MŚ. "To jest po prostu przepaść". Czerkawski wskazuje przyczyny porażki Polaków

Zdjęcie okładkowe artykułu: PAP / Jarek Praszkiewicz / Na zdjęciu: Hokeiści reprezentacji Polski
PAP / Jarek Praszkiewicz / Na zdjęciu: Hokeiści reprezentacji Polski
zdjęcie autora artykułu

Mariusz Czerkawski w rozmowie z WP SportoweFakty wskazał wiele błędów popełnianych przez polską reprezentację zarówno w obronie, jak i w ataku. - To taki stary hokej, gdy próbowało się wjechać do bramki podaniami - tłumaczy naszą grę w przewadze.

- Chłopaki wnieśli się na wyżyny, zagrali wyśmienite mistrzostwa, ale niestety pojawiło się kilka błędów, które biorą się z całego systemu i tego, jak trenujemy przez lata. Hokej od dawna był zaniedbany i zapomniany, a nagle okazało się, jaki jest w nim potencjał - mówi w rozmowie z WP SportoweFakty Mariusz Czerkawski.

Koniec marzeń

Polska reprezentacja przegrała we wtorek 1:3 z Kazachstanem i oficjalnie zakończyła swoje zmagania na ostatnim miejscu w swojej grupie w mistrzostwach świata elity. To jednocześnie oznacza spadek do dywizji 1A.

Przypomnijmy, że Biało-Czerwoni pierwsi objęli prowadzenie w meczu, lecz nasi przeciwnicy szybko wyrównali. Nasza drużyna w kolejnych minutach starała się zrobić niemal wszystko, aby pokonać bramkarza przeciwników, ale ten na to nie pozwolił. Momentami miała ona sporą przewagę, ale w trzeciej tercji Kazachowie dopięli swego i zanotowali jeszcze dwa trafienia, dzięki czemu wywalczyli utrzymanie (relacja dostępna TUTAJ).

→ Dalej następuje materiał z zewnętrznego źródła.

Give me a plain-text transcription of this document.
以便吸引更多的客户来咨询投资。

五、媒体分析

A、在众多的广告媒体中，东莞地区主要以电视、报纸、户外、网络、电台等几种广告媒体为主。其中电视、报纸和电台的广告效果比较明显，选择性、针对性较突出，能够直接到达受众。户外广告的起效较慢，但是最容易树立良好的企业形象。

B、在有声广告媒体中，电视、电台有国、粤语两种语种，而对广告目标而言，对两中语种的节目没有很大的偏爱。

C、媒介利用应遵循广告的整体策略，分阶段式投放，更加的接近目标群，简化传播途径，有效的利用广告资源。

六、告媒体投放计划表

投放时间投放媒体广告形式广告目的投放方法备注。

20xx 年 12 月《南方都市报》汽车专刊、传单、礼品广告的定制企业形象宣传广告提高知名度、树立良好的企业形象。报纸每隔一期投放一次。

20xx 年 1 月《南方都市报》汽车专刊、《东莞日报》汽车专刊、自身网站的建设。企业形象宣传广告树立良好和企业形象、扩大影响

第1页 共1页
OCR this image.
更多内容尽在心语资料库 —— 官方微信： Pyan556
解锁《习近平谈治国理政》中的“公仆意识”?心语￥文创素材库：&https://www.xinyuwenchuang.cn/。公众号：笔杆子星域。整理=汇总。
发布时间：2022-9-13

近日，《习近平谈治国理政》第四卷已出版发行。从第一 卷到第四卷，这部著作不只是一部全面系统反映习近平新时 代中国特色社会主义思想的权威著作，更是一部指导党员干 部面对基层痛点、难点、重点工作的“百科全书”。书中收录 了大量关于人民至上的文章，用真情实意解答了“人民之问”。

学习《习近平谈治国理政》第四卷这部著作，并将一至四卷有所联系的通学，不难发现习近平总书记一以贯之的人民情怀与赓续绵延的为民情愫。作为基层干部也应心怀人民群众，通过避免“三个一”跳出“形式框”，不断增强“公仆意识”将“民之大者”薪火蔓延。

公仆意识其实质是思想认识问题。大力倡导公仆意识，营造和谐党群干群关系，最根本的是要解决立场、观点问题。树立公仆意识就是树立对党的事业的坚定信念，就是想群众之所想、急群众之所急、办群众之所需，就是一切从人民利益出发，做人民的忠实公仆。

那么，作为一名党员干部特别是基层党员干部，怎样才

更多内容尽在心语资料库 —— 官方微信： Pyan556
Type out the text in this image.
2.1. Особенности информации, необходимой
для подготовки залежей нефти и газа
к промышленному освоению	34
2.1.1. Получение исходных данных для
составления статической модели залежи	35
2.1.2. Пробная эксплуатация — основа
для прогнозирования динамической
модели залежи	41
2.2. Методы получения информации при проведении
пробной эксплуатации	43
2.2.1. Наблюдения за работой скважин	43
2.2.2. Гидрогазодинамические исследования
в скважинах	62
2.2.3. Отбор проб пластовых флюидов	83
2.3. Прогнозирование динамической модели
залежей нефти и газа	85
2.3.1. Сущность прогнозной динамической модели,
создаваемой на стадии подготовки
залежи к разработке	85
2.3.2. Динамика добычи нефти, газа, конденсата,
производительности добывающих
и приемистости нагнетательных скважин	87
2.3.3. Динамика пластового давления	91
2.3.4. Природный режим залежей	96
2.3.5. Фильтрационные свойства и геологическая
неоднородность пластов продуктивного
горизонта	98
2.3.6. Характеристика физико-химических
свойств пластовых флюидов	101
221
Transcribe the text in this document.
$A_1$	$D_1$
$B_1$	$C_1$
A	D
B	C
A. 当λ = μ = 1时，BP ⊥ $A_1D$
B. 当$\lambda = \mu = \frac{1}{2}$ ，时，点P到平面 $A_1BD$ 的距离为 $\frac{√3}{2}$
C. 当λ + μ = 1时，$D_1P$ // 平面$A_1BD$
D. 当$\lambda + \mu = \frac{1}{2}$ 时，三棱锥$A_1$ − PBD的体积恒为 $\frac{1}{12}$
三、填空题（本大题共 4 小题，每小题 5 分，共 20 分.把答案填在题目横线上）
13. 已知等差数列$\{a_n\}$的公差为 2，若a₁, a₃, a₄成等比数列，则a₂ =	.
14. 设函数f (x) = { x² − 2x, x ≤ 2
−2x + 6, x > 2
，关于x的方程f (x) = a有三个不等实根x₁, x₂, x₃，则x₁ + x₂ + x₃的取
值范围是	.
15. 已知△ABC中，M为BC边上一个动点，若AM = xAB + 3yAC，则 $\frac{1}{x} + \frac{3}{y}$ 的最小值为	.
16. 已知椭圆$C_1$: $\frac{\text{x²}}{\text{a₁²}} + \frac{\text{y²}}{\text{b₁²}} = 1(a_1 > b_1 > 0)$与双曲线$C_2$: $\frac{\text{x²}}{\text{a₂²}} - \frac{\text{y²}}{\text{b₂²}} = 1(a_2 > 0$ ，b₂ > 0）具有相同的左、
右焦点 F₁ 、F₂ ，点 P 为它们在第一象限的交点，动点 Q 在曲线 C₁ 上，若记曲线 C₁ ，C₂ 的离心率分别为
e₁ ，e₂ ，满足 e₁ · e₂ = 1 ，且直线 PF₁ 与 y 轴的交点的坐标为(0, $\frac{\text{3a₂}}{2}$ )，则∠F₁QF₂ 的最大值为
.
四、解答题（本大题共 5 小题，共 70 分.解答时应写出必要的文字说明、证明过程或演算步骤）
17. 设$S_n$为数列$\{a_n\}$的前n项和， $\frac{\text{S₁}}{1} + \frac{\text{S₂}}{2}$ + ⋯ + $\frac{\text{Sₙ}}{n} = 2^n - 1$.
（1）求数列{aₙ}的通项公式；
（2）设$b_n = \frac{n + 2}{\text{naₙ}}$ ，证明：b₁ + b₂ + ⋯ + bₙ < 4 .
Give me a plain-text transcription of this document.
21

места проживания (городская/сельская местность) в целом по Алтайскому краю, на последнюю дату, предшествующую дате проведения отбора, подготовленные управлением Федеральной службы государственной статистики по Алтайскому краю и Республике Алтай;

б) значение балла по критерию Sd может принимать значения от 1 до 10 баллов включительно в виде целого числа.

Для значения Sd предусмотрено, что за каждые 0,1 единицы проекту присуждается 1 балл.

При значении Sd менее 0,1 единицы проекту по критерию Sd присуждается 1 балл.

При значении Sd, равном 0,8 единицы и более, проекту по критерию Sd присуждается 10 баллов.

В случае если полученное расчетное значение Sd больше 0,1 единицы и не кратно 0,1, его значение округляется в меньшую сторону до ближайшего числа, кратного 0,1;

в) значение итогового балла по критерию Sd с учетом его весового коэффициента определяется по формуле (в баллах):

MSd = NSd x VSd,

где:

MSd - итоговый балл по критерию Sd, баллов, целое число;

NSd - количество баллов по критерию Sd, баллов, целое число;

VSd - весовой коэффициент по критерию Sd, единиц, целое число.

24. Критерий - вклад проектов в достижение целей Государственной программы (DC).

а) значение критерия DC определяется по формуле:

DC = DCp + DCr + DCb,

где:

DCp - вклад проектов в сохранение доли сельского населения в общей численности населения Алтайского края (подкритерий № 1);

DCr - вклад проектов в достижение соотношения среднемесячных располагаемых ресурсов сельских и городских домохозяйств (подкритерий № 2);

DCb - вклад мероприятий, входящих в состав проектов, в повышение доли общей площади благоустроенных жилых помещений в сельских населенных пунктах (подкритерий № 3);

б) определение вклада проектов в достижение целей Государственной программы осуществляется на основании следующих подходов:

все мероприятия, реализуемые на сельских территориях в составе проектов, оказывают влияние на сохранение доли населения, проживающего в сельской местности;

ZOBACZ WIDEO: Czerkawski po karierze miał mnóstwo zajęć. Teraz zdradza, kim jest dziś

- Nasi zawodnicy grali z pełną pasją. Jednakże czasami popełniamy błędy w podejmowaniu decyzji pod presją, nie wykorzystujemy sytuacji, za późno oddajemy strzał i kiepsko zachowujemy się w przewagach. Na wysokim poziomie musisz mieć tzw. formacje specjalne, które grają dobrze nie tylko w osłabieniach, ale też w odwrotnym położeniu. Jedna bramka na 20 przewag to po prostu za mało na sukces - tłumaczy nasz rozmówca.

Przepaść

Były świetny hokeista wskazuje na wiele błędów, które Biało-Czerwoni popełnili podczas 60 minut rywalizacji z Kazachstanem. Dla przykładu przy pierwszej straconej bramce nasz obrońca dał się łatwo ominąć przeciwnikowi. Na drugą za to złożyło się kilka elementów, w tym złe krycie, za niski zjazd zawodników, niewystarczająco wczesne wyjście defensora do strzału i zasłonięcie bramkarza.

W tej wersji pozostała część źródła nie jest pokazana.